SEKATO.ID – Kejaksaan Agung (Kejagung) menelusuri pembuat dan penyebar video hoaks yang menarasikan oknum jaksa menerima suap terkait perkara Habib Rizieq Shihab. Tim kejaksaan melakukan penelusuran dengan menggunakan alat yang dimiliki oleh Korps Adhyaksa.
“Saat ini tim kejaksaan sedang bekerja melakukan penelusuran. Tim menggunakan alat yang dimiliki menelusuri serta menemukan para pelaku pembuat maupun penyebar video berita hoaks dimaksud,” tegas Leonard dikutip dari Antara, Minggu, (21/3).
Sebelumnya, Kejagung telah memberikan klarifikasi terkait video viral tentang oknum JPU terima suap perkara kekarantinaan kesehatan dengan terdakwa Habib Rizieq. Leonard menyebut video itu merupakan rekaman penangkapan seorang oknum jaksa oleh Tim Saber Pungli Kejagung yang terjadi pada November 2016.
“Jadi, video itu bukan pengakuan jaksa yang menerima suap kasus sidang Habib Rizieq Shihab,” tegas Leonard.

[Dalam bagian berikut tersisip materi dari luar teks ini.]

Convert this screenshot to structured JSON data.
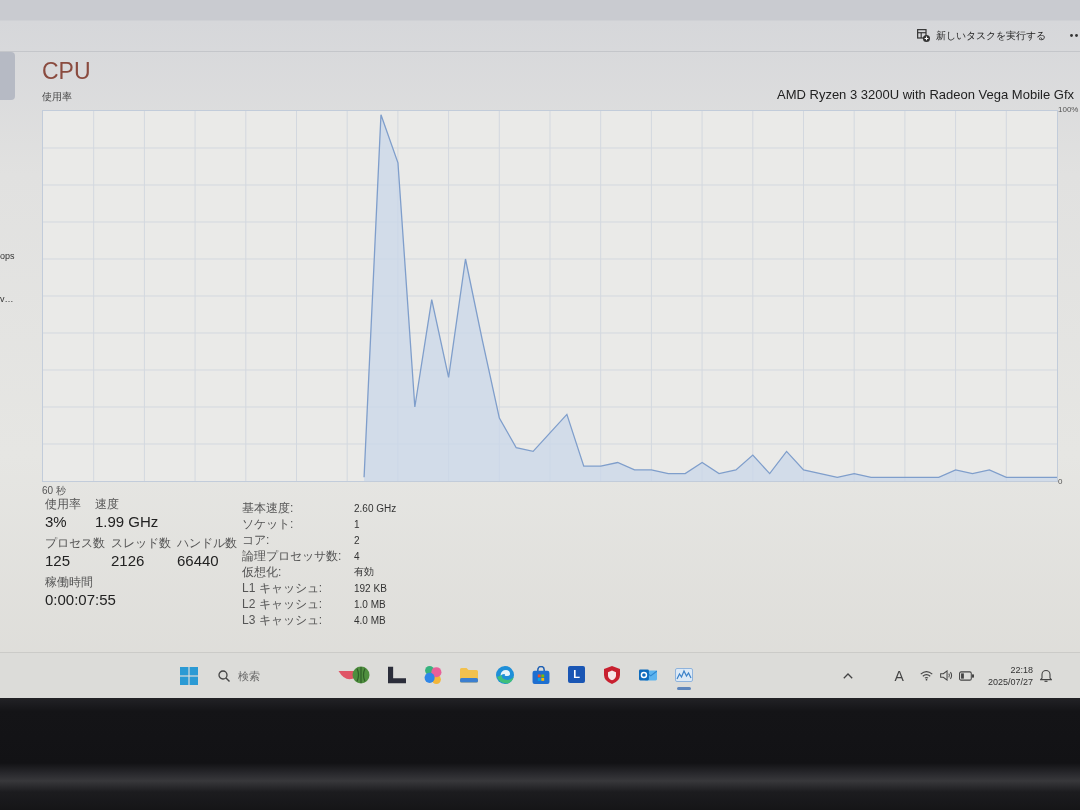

Video hoaks itu beredar di media sosial dengan narasi pengakuan seorang jaksa yang mengaku menerima suap kasus sidang Rizieq Shihab.
Narasi di video itu berbunyi “Innalillah semakin hancur wajah hukum Indonesia” dikaitkan dengan penjelasan Yulianto, kepala Subdirektorat Tindak Pidana Korupsi pada Direktorat Penyidikan Jampidsus kepada media pada tahun 2016. Penangkapan oknum jaksa berinisial AF di Jawa Timur itu terkait dengan pemberian suap penanganan perkara korupsi penjualan tanah di Desa Kali Mok, Kecamatan Kalianget, Sumenep, Jawa Timur.

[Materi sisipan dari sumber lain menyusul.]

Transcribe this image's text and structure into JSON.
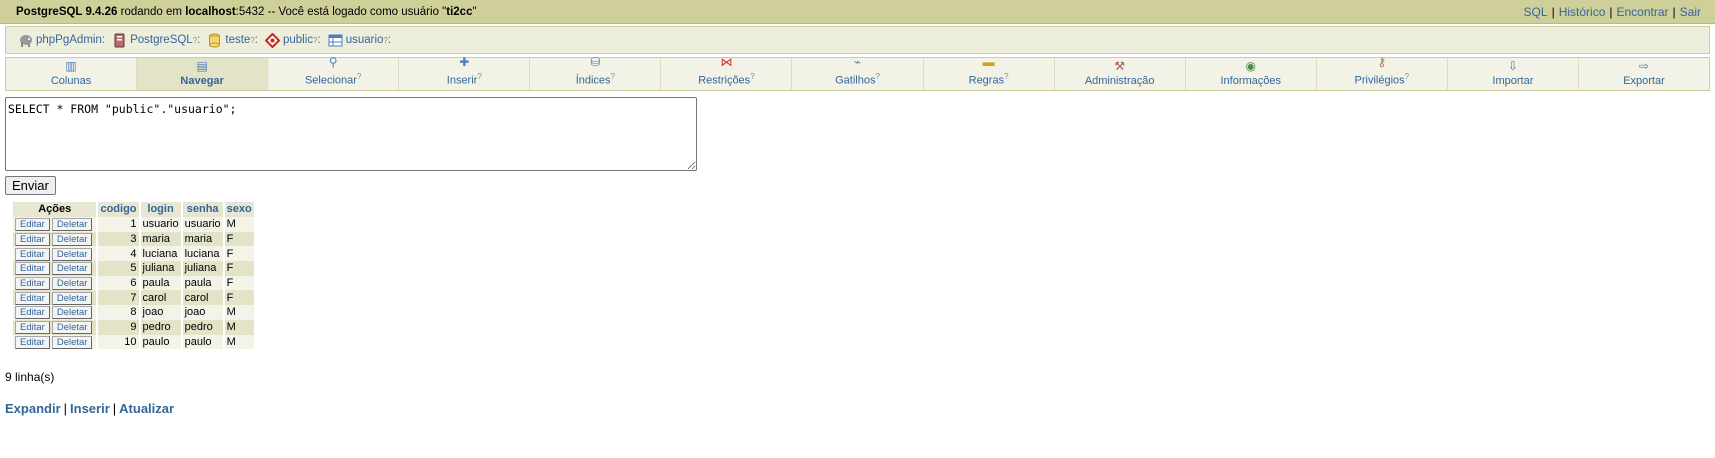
{
  "topbar": {
    "server_name": "PostgreSQL 9.4.26",
    "running_on": " rodando em ",
    "host": "localhost",
    "port_text": ":5432 -- Você está logado como usuário \"",
    "user": "ti2cc",
    "end_quote": "\"",
    "links": [
      "SQL",
      "Histórico",
      "Encontrar",
      "Sair"
    ]
  },
  "trail": [
    {
      "label": "phpPgAdmin",
      "icon": "elephant-icon",
      "q": ""
    },
    {
      "label": "PostgreSQL",
      "icon": "server-icon",
      "q": "?"
    },
    {
      "label": "teste",
      "icon": "database-icon",
      "q": "?"
    },
    {
      "label": "public",
      "icon": "schema-icon",
      "q": "?"
    },
    {
      "label": "usuario",
      "icon": "table-icon",
      "q": "?"
    }
  ],
  "tabs": [
    {
      "label": "Colunas",
      "icon": "columns-icon",
      "q": ""
    },
    {
      "label": "Navegar",
      "icon": "browse-icon",
      "q": "",
      "active": true
    },
    {
      "label": "Selecionar",
      "icon": "search-icon",
      "q": "?"
    },
    {
      "label": "Inserir",
      "icon": "plus-icon",
      "q": "?"
    },
    {
      "label": "Índices",
      "icon": "indexes-icon",
      "q": "?"
    },
    {
      "label": "Restrições",
      "icon": "constraints-icon",
      "q": "?"
    },
    {
      "label": "Gatilhos",
      "icon": "triggers-icon",
      "q": "?"
    },
    {
      "label": "Regras",
      "icon": "rules-icon",
      "q": "?"
    },
    {
      "label": "Administração",
      "icon": "admin-icon",
      "q": ""
    },
    {
      "label": "Informações",
      "icon": "info-icon",
      "q": ""
    },
    {
      "label": "Privilégios",
      "icon": "privileges-icon",
      "q": "?"
    },
    {
      "label": "Importar",
      "icon": "import-icon",
      "q": ""
    },
    {
      "label": "Exportar",
      "icon": "export-icon",
      "q": ""
    }
  ],
  "query": {
    "sql": "SELECT * FROM \"public\".\"usuario\";",
    "submit_label": "Enviar"
  },
  "results": {
    "actions_header": "Ações",
    "columns": [
      "codigo",
      "login",
      "senha",
      "sexo"
    ],
    "edit_label": "Editar",
    "delete_label": "Deletar",
    "rows": [
      [
        "1",
        "usuario",
        "usuario",
        "M"
      ],
      [
        "3",
        "maria",
        "maria",
        "F"
      ],
      [
        "4",
        "luciana",
        "luciana",
        "F"
      ],
      [
        "5",
        "juliana",
        "juliana",
        "F"
      ],
      [
        "6",
        "paula",
        "paula",
        "F"
      ],
      [
        "7",
        "carol",
        "carol",
        "F"
      ],
      [
        "8",
        "joao",
        "joao",
        "M"
      ],
      [
        "9",
        "pedro",
        "pedro",
        "M"
      ],
      [
        "10",
        "paulo",
        "paulo",
        "M"
      ]
    ],
    "row_count_text": "9 linha(s)"
  },
  "bottom_links": [
    "Expandir",
    "Inserir",
    "Atualizar"
  ],
  "colors": {
    "topbar_bg": "#cfcf9a",
    "link": "#336699",
    "row_odd": "#f3f3e9",
    "row_even": "#e3e3c7"
  }
}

“Pejabat yang menjelaskan penangkapan oknum jaksa AF pada video tersebut adalah Bapak Yulianto yang saat ini sudah menjabat sebagai Kepala Kejaksaan Tinggi Nusa Tenggara Timur,” jelasnya.
Leonard menegaskan video penangkapan oknum jaksa AF tidak ada kaitan dengan proses sidang Muhammad Rizieq alias Habib Rizieq Shihab disidangkan di PN Jakarta Timur.
“Menegaskan bahwa informasi dalam video tersebut adalah tidak benar atau hoaks,” kata Leonard.
Ia pun meminta agar masyarakat tidak membuat berita atau video atau informasi yang tidak benar kebenarannya dan menyebar-luaskannya kepada masyarakat melalui jaringan media sosial yang ada.
Ia menegaskan bahwa perbuatan tersebut dapat dijerat dengan Undang Undang Nomor 19 Tahun 2016 tentang Perubahan Atas Undang Undang Nomor 11 Tahun 2008 tentang Informasi dan Transaksi Elektronik khususnya pasal 45A ayat (1) yang berbunyi “Setiap orang, yang dengan sengaja dan tanpa hak menyebarkan berita bohong dan menyesatkan dipidana dengan pidana penjara 6 (enam) tahun dan denda paling banyak Rp 1.000.000.000″.